I did the computation till first five degrees. A description would be as follows, Let $g$ be the generator of $\mathbb{Z}/4$ in $[\mathbb{HZ}/4,\mathbb{HZ}/4]_{0}$, for convenience let us denote $g' = 2g$. So whenever there is an element with $g'$ would mean that it has $2$ torsion.
Degree | elements
$ 1: \beta g$
$ 2: \Sq^{2} g' $ (this would mean that $2\Sq^{2} g' =0$)

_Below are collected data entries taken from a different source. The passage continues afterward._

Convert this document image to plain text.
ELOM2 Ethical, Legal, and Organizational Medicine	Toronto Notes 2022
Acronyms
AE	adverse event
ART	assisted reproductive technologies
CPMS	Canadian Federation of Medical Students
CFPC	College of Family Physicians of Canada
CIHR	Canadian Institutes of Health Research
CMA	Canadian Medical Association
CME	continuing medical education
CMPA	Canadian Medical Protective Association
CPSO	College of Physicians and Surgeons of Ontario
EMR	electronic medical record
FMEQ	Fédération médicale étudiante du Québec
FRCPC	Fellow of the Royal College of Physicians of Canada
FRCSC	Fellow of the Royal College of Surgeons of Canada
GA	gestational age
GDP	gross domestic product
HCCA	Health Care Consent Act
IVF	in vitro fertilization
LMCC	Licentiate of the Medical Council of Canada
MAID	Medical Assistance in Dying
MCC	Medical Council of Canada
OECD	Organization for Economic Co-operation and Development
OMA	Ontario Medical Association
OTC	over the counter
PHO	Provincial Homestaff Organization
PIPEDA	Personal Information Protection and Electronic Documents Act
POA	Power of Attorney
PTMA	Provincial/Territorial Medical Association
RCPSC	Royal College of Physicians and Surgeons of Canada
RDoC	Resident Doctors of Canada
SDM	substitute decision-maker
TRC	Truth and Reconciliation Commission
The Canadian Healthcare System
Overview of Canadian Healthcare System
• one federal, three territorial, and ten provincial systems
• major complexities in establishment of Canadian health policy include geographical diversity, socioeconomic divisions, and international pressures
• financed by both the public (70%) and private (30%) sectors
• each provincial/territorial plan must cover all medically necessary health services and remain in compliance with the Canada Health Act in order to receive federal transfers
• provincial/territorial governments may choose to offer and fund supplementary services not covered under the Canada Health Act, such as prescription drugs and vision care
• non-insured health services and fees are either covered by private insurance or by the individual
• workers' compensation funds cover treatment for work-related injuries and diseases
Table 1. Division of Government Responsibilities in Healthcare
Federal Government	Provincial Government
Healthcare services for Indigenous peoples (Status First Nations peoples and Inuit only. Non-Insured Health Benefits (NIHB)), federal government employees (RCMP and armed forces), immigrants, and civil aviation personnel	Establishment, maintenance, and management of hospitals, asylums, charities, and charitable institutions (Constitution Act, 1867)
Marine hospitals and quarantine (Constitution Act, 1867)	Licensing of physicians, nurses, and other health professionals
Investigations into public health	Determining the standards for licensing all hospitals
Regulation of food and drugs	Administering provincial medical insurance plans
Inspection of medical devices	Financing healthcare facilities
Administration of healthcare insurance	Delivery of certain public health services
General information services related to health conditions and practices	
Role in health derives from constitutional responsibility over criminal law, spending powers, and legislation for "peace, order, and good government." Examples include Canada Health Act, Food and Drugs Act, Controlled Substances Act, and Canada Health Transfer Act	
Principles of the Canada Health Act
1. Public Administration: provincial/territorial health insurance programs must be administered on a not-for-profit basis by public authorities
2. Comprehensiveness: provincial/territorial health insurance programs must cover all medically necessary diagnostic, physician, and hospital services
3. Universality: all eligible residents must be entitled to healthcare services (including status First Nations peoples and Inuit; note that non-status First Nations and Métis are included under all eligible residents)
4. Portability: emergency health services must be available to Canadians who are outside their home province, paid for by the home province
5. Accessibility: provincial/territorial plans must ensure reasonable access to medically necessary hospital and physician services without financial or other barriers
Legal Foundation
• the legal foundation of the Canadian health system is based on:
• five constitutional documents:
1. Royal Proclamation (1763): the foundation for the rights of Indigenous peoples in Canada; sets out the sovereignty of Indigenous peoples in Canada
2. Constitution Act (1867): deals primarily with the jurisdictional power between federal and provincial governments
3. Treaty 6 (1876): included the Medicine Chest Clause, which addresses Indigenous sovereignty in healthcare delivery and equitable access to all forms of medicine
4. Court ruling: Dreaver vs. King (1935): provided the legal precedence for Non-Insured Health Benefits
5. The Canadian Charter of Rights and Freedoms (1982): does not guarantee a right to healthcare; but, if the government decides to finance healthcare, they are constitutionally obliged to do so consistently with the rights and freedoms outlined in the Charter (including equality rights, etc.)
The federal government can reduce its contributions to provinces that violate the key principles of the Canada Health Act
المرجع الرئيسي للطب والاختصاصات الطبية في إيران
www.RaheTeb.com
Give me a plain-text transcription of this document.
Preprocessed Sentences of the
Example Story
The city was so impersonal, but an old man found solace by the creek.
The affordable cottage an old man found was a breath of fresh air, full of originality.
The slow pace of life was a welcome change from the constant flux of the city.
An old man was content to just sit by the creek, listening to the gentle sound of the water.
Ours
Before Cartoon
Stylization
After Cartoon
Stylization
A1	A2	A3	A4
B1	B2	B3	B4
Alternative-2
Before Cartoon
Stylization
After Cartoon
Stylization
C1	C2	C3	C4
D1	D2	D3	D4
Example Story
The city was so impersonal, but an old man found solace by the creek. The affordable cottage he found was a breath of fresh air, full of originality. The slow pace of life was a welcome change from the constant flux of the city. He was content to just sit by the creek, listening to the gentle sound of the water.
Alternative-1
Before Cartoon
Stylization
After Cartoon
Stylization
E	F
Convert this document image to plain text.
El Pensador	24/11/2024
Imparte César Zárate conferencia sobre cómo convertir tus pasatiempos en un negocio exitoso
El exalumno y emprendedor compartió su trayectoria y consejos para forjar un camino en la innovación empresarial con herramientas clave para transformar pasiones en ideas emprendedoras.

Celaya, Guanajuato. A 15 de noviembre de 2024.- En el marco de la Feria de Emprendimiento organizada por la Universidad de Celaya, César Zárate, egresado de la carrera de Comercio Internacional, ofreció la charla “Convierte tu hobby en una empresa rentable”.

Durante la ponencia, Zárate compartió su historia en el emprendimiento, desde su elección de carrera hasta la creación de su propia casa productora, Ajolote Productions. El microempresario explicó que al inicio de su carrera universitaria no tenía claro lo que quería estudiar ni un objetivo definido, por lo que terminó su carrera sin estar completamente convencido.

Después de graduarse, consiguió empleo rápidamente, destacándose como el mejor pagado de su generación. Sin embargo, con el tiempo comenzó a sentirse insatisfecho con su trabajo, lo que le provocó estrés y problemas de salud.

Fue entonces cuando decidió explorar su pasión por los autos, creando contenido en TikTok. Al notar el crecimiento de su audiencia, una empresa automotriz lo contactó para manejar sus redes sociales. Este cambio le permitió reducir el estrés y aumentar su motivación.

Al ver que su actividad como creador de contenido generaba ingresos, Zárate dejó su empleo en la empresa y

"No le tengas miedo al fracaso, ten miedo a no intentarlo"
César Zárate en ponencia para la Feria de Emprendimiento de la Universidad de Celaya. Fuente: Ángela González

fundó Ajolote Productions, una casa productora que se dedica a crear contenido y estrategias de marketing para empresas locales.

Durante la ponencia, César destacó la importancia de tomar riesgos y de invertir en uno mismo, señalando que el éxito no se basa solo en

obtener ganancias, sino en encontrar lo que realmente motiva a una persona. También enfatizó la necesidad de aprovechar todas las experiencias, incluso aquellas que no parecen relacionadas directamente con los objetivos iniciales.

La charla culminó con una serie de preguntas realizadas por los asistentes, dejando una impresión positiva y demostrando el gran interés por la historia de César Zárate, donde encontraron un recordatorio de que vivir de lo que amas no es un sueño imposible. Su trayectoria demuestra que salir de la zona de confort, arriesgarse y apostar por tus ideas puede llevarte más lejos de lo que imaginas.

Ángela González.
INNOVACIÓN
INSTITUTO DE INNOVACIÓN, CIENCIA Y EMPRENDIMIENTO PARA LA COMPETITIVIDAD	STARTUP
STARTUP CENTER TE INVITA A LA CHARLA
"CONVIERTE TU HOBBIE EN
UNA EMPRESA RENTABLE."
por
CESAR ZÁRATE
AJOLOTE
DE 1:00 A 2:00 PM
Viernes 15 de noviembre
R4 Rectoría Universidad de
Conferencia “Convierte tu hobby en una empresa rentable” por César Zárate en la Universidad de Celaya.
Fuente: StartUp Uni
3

$ 3 : \Sq^{3}g$, (but satisfies $2\Sq^{3}g =0$ ), $\Sq^{2} \beta g'$
$ 4 : \Sq^{3} \beta g$( $2 \Sq^{3} \beta g = 0$), $\Sq^{4}g'$
$ 5 : \Sq^{5}g$( $2 \Sq^{5} g = 0$), $\Sq^{4} \beta g' = 0$
I do not know if they are right, but if somebody has done it please verify. I suspect the all the groups $\mathbb{Z}/4$ in $[\mathbb{HZ}/4,\mathbb{HZ}/4]_{n}$ are two torsion except $n=0,1$. Is this some sort of known result? Also another thing that I am worrying about is the equivalent Cartan formula in mod 4 Steenrod algebra? Is there a way to detect the Cartan formula?